Acer’s new gaming monitors introduce eye-tracking technology
Wed 31 Aug 2016
Display maker Acer has unveiled three new gaming monitors all of which contain inbuilt Tobii eye-tracking technology, promising major advancements in reactivity and input.
Swedish eye-tracking firm Tobii has been leading innovation in the area since the early 2000s and is beginning to explore partnerships to integrate its biometric systems into computers, gaming products and even security networks. Now, the company is trying to stamp its authority on the mainstream gaming market with the Acer monitor deal.
Until now, eye-tracking in PCs has been reserved for relatively small, professional markets such as e-sports.

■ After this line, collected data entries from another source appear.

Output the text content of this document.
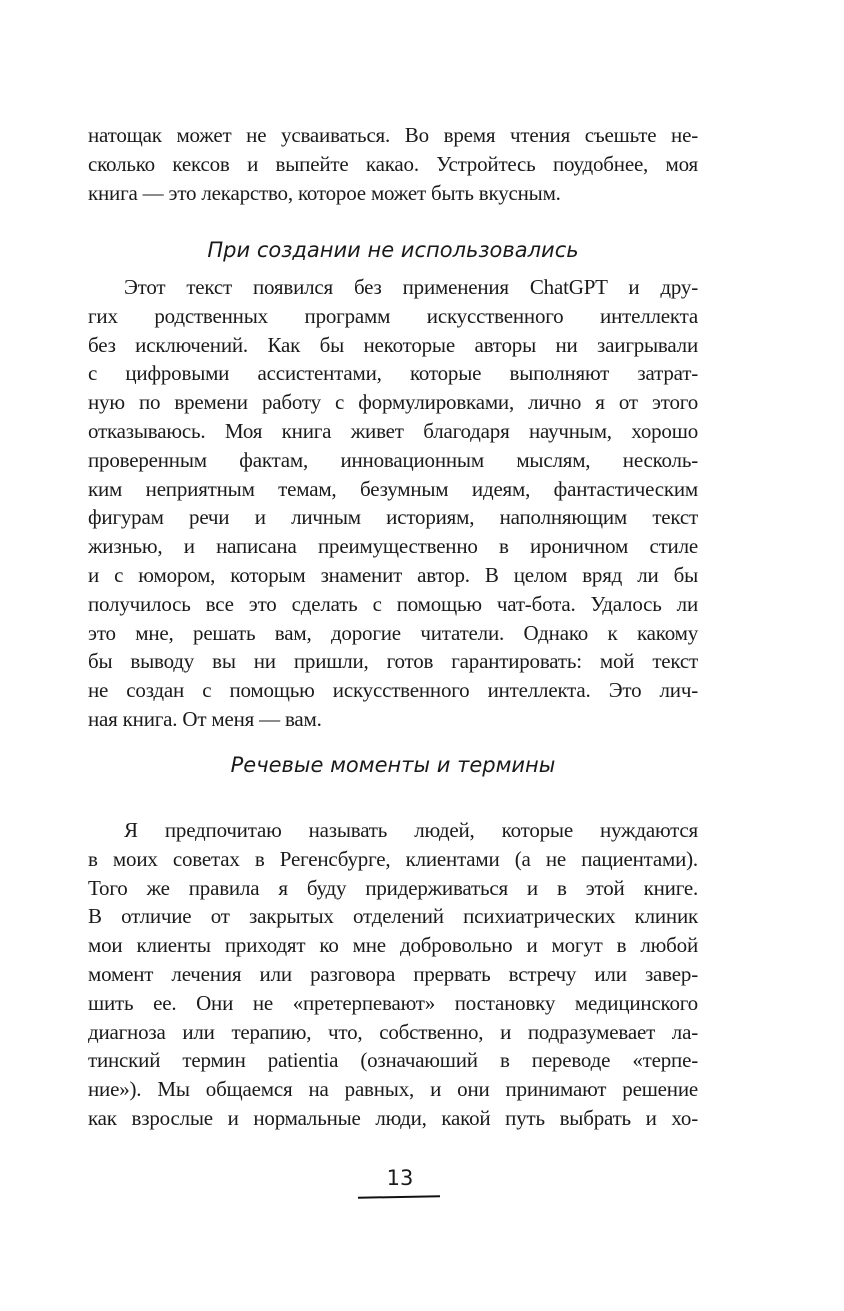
натощак может не усваиваться. Во время чтения съешьте не-
сколько кексов и выпейте какао. Устройтесь поудобнее, моя
книга — это лекарство, которое может быть вкусным.
При создании не использовались
Этот текст появился без применения ChatGPT и дру-
гих родственных программ искусственного интеллекта
без исключений. Как бы некоторые авторы ни заигрывали
с цифровыми ассистентами, которые выполняют затрат-
ную по времени работу с формулировками, лично я от этого
отказываюсь. Моя книга живет благодаря научным, хорошо
проверенным фактам, инновационным мыслям, несколь-
ким неприятным темам, безумным идеям, фантастическим
фигурам речи и личным историям, наполняющим текст
жизнью, и написана преимущественно в ироничном стиле
и с юмором, которым знаменит автор. В целом вряд ли бы
получилось все это сделать с помощью чат-бота. Удалось ли
это мне, решать вам, дорогие читатели. Однако к какому
бы выводу вы ни пришли, готов гарантировать: мой текст
не создан с помощью искусственного интеллекта. Это лич-
ная книга. От меня — вам.
Речевые моменты и термины
Я предпочитаю называть людей, которые нуждаются
в моих советах в Регенсбурге, клиентами (а не пациентами).
Того же правила я буду придерживаться и в этой книге.
В отличие от закрытых отделений психиатрических клиник
мои клиенты приходят ко мне добровольно и могут в любой
момент лечения или разговора прервать встречу или завер-
шить ее. Они не «претерпевают» постановку медицинского
диагноза или терапию, что, собственно, и подразумевает ла-
тинский термин patientia (означаюший в переводе «терпе-
ние»). Мы общаемся на равных, и они принимают решение
как взрослые и нормальные люди, какой путь выбрать и хо-
13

Trainers and players have used the technology to monitor and track reactions and timing. With its introduction into the consumer sphere, Acer has suggested that the system could be used as an additional mode of input, particularly in first-person shooter (FPS) video games, where a player’s gaze could make them take cover or take aim.

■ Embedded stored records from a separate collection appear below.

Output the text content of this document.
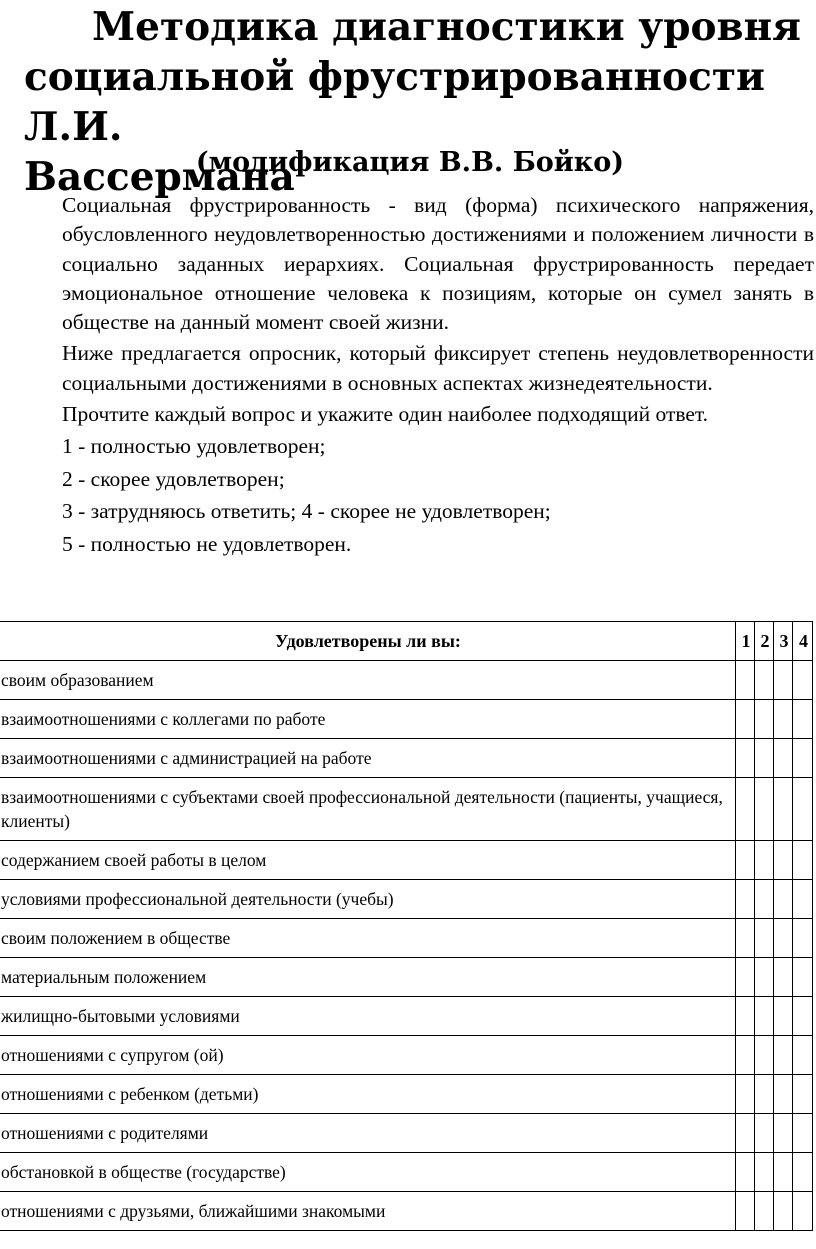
Методика диагностики уровня
социальной фрустрированности Л.И.
Вассермана
(модификация В.В. Бойко)

Социальная фрустрированность - вид (форма) психического напряжения, обусловленного неудовлетворенностью достижениями и положением личности в социально заданных иерархиях. Социальная фрустрированность передает эмоциональное отношение человека к позициям, которые он сумел занять в обществе на данный момент своей жизни.

Ниже предлагается опросник, который фиксирует степень неудовлетворенности социальными достижениями в основных аспектах жизнедеятельности.

Прочтите каждый вопрос и укажите один наиболее подходящий ответ.

1 - полностью удовлетворен;

2 - скорее удовлетворен;

3 - затрудняюсь ответить; 4 - скорее не удовлетворен;

5 - полностью не удовлетворен.

Удовлетворены ли вы:	1	2	3	4
своим образованием				
взаимоотношениями с коллегами по работе				
взаимоотношениями с администрацией на работе				
взаимоотношениями с субъектами своей профессиональной деятельности (пациенты, учащиеся, клиенты)				
содержанием своей работы в целом				
условиями профессиональной деятельности (учебы)				
своим положением в обществе				
материальным положением				
жилищно-бытовыми условиями				
отношениями с супругом (ой)				
отношениями с ребенком (детьми)				
отношениями с родителями				
обстановкой в обществе (государстве)				
отношениями с друзьями, ближайшими знакомыми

A few games already offer support for Tobii eye-tracking, including The Division, Master of Orion, Deus Ex: Mankind Divided, Assassin’s Creed Syndicate, and other games.
The Acer Predator Z271T combines the Tobii technology with a 27-inch curved screen holding a 1920 x 1080-pixel resolution. The smaller 24.5-inch Predator XB251HQT is flatter with the same resolution, while the XB271HUT model has a 27-inch flat screen offering 2560 x 1440 WQHD.
As well as the eye-tracking technology the trio of screens contains Nvidia’s G-SYNC, which claims to completely get rid of screen tearing while minimising input lag and stutter – provided you have a compatible Nvidia graphics card.
The new Predator range will go on sale in EMEA countries from October through to December this year, starting at €799 (approx. £608) for the Z271T and €899 for the XB271HUT.
Tobii commented that there were no binding volume commitments but order value over the period is estimated to be between SEK 7–15 million (£625,000–£1.3 million).